Manufacturing: Expected Order-Book Development Over the Next 6 Months
Consumer Confidence Low, Unemployment High
Already weak consumer confidence has deteriorated following the current crisis in Iran. In April, the indicator stood at -12.5, versus a long-term average of -2.9. The level is close to that seen during the 2007–2008 financial crisis and in spring 2020, when the coronavirus pandemic began. Significantly lower readings have been recorded only in 2022 after Russia’s invasion of Ukraine and possibly during the early-1990s depression, though the current time series does not extend that far back.
Households were downbeat across all components of the confidence indicator. Assessments of both current personal finances and the outlook were weak, as were expectations for Finland’s overall economy. Only 14% of respondents believed the macroeconomy would improve over the next year—considerably more pessimistic than professional forecasts.
Consumer confidence is currently weighed down by geopolitical uncertainty and rising unemployment. In the two most recent readings, the Middle East crisis appears to have pushed already weak confidence lower, which is also reflected in higher inflation expectations. Intentions to buy a home were at their lowest level since the 1990s. Fear of unemployment is elevated, even if it remains below the levels observed during the financial crisis or the coronavirus pandemic. These concerns are partly consistent with labour-market developments: the increase in unemployment has been concentrated primarily among younger cohorts and in the ending of fixed-term contracts, while unemployment among prime-age workers in permanent employment has risen less markedly.

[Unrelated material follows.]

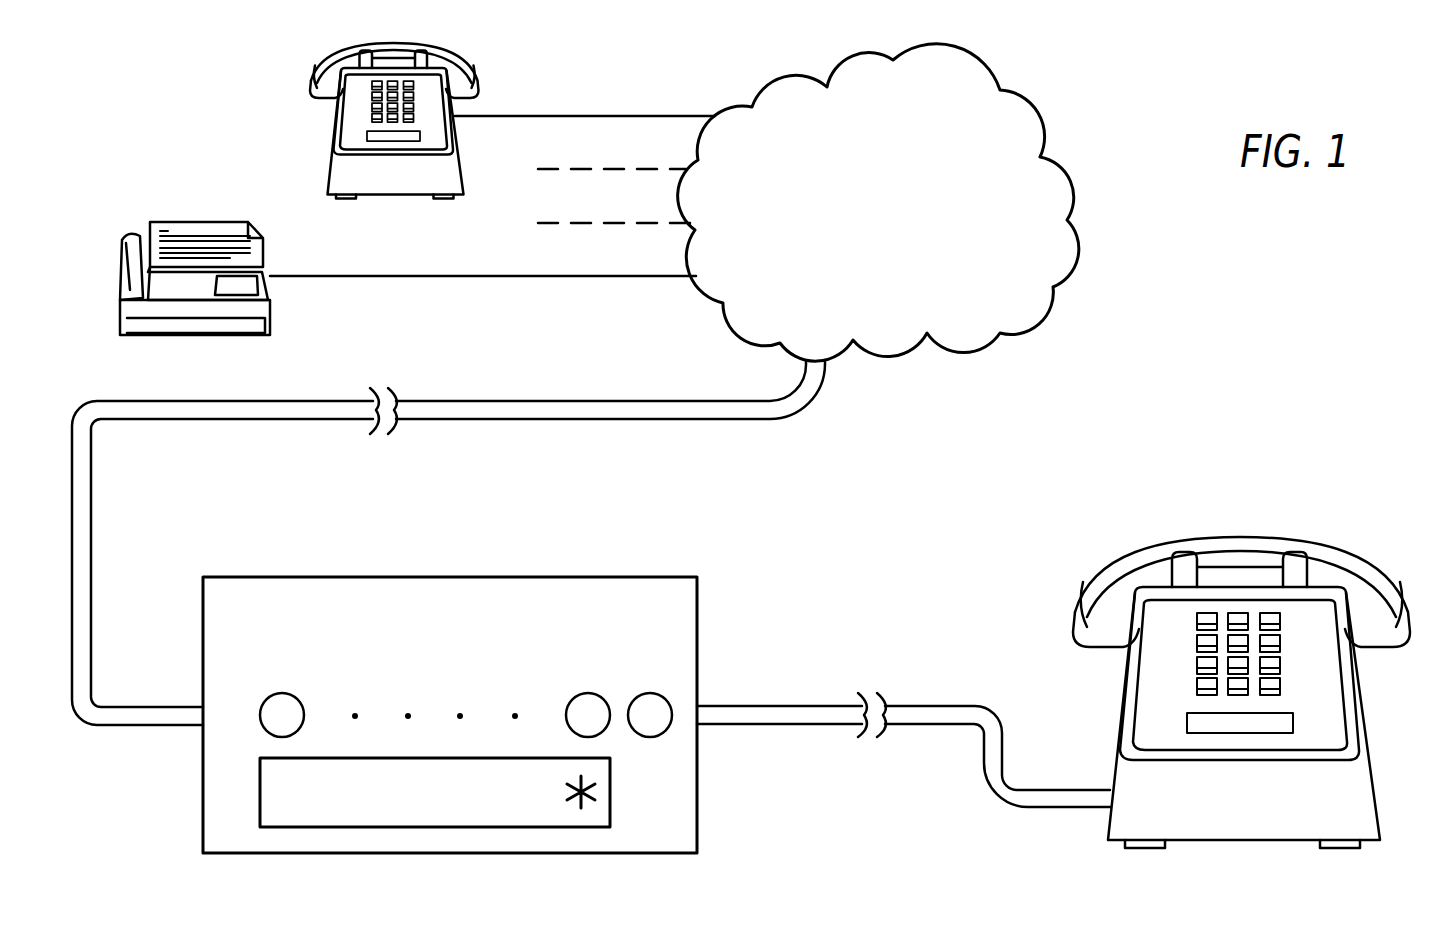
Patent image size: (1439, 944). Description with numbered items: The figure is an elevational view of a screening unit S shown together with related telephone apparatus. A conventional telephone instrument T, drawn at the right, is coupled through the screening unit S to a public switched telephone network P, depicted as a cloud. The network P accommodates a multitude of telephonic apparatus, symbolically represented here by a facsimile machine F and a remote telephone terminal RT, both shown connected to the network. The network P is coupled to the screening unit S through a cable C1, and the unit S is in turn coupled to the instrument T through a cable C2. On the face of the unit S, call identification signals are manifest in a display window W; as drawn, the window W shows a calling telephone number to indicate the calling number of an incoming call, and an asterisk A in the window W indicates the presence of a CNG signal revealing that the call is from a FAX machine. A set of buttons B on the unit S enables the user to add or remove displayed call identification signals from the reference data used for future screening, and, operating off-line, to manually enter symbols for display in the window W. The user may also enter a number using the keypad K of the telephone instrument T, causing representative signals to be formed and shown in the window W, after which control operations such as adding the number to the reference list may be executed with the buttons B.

Alongside higher interest rates and prices, weak consumer confidence is likely to restrain a recovery driven by domestic consumption. At the same time, it should be noted that, despite higher inflation, households’ purchasing power is likely to increase fairly briskly this year owing to sizeable wage agreements. Only a sharp acceleration in inflation would materially change this assessment, which does not appear likely at present. Inflation is higher than previously forecast, but conditions for a recovery in private consumption remain in place, albeit more muted than previously envisaged.
How will the number of your employees develop over the next 6 months?
In the latest chamber of commerce survey, expectations for employment developments were relatively strong. Of respondents, 24.9% anticipated increase over the next six months, while 14.6% expected a decrease. The shares are broadly unchanged from January.
The survey design is likely to overstate positive employment outcomes, as a sizeable share of job losses arises from bankruptcies or large one-off events whose scale is not well captured by the survey. Nevertheless, compared with earlier surveys, employment expectations have improved. To find stronger expectations for headcount growth, one has to go back around two years. The survey therefore supports the view that labour-market conditions may start to gradually improve gradually in the future.